3. Walking; I love walking, preferably somewhere green; but when I want to clear my head, I’ll drive to Luna Park and walk to Port Melbourne, have a cup of tea and walk back, all up about 10km by Port Phillip Bay. I’m proud that Peanut walks alongside us, not wanting to be picked up and carried, when we go to the zoo, we can often cover 4-5km looking at all the animals, he doesn’t complain once, just carries on happily, then falls asleep before we’re out the car park!

4. Running; Let me caveat this. I am not sure I like running, but I like the feeling when it’s over. Does that count?

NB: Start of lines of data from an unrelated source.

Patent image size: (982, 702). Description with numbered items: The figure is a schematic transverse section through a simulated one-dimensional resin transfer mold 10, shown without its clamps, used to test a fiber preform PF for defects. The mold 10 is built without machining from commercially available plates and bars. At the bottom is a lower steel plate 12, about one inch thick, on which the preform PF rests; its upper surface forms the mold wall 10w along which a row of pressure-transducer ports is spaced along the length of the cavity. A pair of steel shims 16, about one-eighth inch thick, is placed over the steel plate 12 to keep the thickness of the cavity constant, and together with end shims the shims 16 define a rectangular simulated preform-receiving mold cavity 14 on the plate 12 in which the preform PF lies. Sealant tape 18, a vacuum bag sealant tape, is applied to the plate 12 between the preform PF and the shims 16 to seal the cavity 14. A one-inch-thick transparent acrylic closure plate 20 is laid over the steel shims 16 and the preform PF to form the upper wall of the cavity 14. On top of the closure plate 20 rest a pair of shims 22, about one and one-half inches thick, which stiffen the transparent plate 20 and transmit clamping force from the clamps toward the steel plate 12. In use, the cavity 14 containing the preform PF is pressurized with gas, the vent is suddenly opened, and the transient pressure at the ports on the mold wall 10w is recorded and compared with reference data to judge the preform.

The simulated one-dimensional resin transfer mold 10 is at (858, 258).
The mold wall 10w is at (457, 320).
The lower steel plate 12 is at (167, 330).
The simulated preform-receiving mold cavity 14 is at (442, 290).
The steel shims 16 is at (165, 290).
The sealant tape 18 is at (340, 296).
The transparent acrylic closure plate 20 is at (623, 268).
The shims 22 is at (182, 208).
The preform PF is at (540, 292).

5. Uninterrupted sleeping; see number 1. As any parent will tell you, you’re permanently tired. Talking with a colleague at work yesterday whose daughter started school this week, she was following a discussion on Facebook about other families bed-time routines. Most of the families that commentated said they eat dinner anywhere from 4:30 – 5:30 pm, with their children heading -to bed at 7:00pm. As we both work until 5pm, and both of us try to eat dinner as a family, we thought that eating at 4:30pm was – well, odd for one thing, and secondly impossible for us to achieve. We both aim to get our children to bed as close to 7:30pm as we can, but last night it was 8:30pm before Peanut settled, he had one of those fighting it to the last second nights. Dropping Peanut at nursery on Monday this week, I watched a lady in full make-up serenely taking her three children in the door. I’d just about managed a shower and got dressed. While I know there will be days when she’s sporting yesterday’s mascara and bed-head, while I’m in a co-ordinated outfit, this week I am running on empty and it’s only Wednesday.

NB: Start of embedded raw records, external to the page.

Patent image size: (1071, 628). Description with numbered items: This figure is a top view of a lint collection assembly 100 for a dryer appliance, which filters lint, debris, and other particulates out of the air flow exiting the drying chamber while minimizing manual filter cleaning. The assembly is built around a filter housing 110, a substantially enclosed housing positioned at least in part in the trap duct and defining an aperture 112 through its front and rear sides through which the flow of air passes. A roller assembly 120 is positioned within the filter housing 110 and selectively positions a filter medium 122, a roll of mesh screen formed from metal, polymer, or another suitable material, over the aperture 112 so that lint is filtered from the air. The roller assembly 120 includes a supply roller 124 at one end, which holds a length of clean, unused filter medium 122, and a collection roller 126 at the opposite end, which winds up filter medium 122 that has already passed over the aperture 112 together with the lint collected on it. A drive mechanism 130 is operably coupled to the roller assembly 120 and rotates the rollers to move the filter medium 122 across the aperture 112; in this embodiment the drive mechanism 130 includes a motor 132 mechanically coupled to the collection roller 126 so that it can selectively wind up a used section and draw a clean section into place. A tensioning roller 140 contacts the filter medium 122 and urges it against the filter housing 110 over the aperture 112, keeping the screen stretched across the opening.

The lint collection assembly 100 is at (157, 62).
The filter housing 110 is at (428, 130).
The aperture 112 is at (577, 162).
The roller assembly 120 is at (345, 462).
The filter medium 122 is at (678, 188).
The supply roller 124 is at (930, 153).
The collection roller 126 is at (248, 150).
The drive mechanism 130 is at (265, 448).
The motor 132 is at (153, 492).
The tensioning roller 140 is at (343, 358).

6. Going to the cinema on my own; if you’ve not done this yet, can I please urge you to try it? I love being able to watch what I want to watch, I don’t have to share my popcorn (if I want any, but most often I don’t), I know I will adhere to the Wittertainment Code of Conduct and most importantly, I don’t have to worry about my companion not enjoying the film. It’s all about me.

7. A good roast dinner; not much to ask for, I know, but it’s one of my most favourite things. When I found a recipe for gluten free Yorkshire puddings to have with my roast beef, the mouthful of beef, pudding, gravy and horseradish sauce made me weep.

8. Red wine; I’d be tee-total except for this. And Hendricks Gin.

9. A deep tissue massage; alas I’ve moved away from my favourite massage therapist who took such wonderful care of me when I was pregnant. My osteo now does a bit of massage as part of any treatment, but I love a good pummelling.

10. A decent pot of tea; again not much to ask for, but sometimes impossible to get.

There we have it, I’m a woman of simple tastes!